Host redirect

When i try to scrape the page "https://www.bedandbreakfast.nl/bed-and-breakfast-nl/utrecht/t-singelhuis/7392/" the scraped source page in ss is different from the source page in my browser. When I tried to solve this I noticed the "last request" tab in ss shows the host is classic.bedandbreakfast.nl, in the browser request the Host is www.bedandbreakfast.nl. I think the problem is related to this issue but setting the host to www.bedandbreakfast.nl does not work.

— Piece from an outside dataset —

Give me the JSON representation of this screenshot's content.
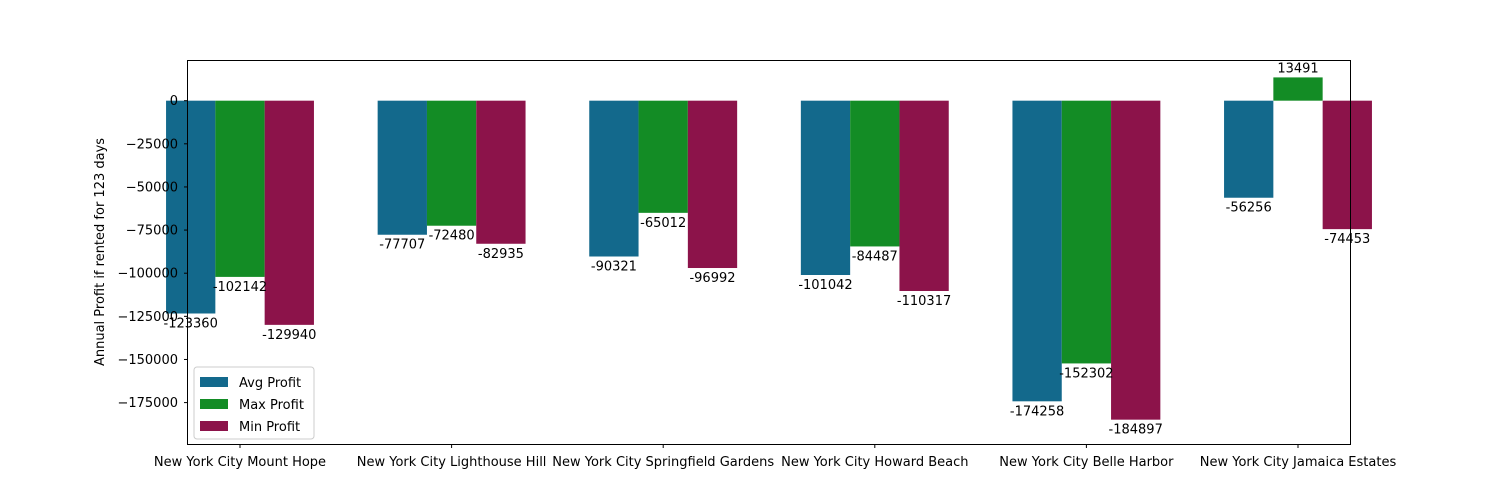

When I request that page, I

When I request that page, I get re-directed to https://classic.bedandbreakfast.nl/bed-and-breakfast-nl/utrecht/t-singelhuis/7392/ which looks like a good version to scrape from.

There is a group of tags

<link rel="alternate"

They are detecting the language setting, and re-directing you to the page for that language. Screen-scraper obeys those link tags.

Hi Jason, This alternate

Hi Jason,

This alternate version lacks some information that is present on the original page. I need this information. Can i instruct ss not to follow this redirect or set the correct language (which is dutch:nl).

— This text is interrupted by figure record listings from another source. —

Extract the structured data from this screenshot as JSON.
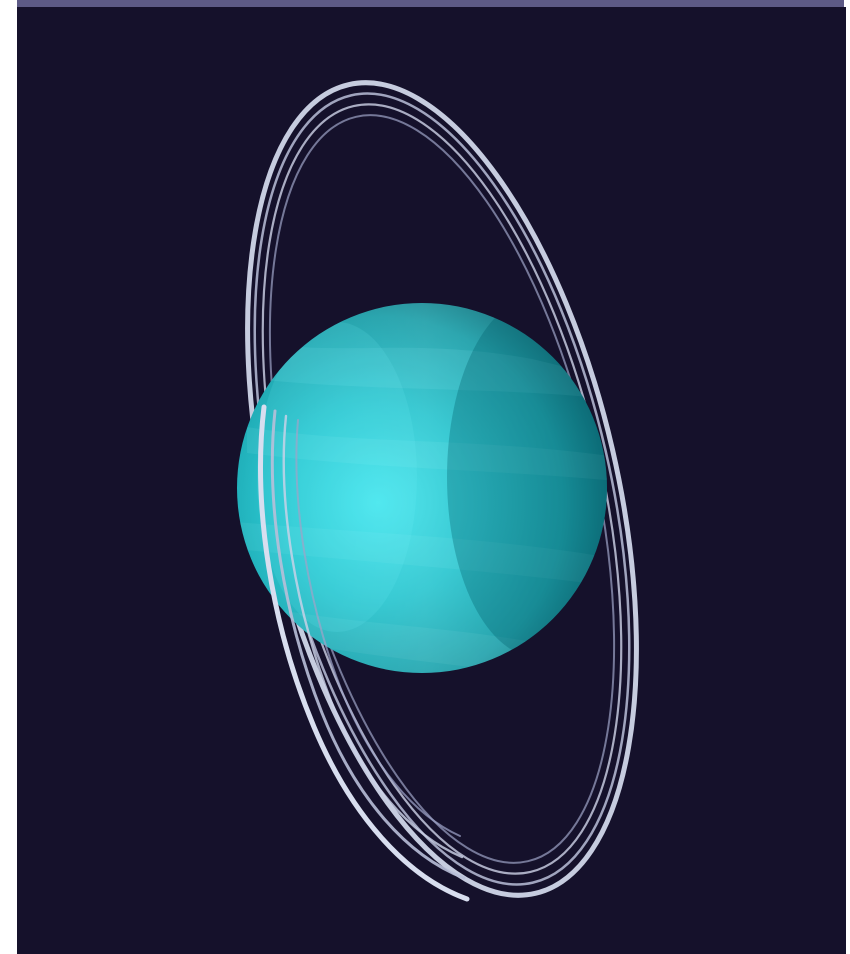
{
  "image": {
    "subject": "uranus-planet-icon",
    "colors": {
      "space": "#15112b",
      "border": "#5d5a86",
      "planet_light": "#39d6e0",
      "planet_mid": "#1fb4bf",
      "planet_dark": "#0e6f7d",
      "ring": "#d7dced"
    }
  }
}
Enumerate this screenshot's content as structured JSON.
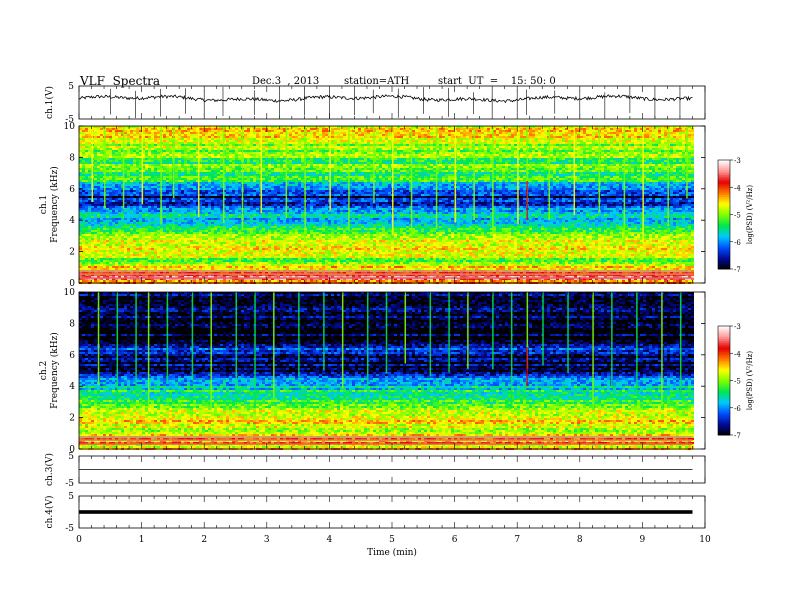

Screen-scraper identifies as

Screen-scraper identifies as IE 6, and since it is ancient, the site is re-dierecting you.

Make a script, and have it run before the session is run to:

session.setDefaultUserAgent("Mozilla/5.0 (Windows NT 10.0; WOW64) AppleWebKit/537.36 (KHTML, like Gecko) Chrome/47.0.2526.106 Safari/537.36");

Thanks Jason this works. I

Thanks Jason this works. I did try to change the useragent by using the addHTTPHeader method before running the scrapeable file, but that did not work. I am a little puzzled why this does work.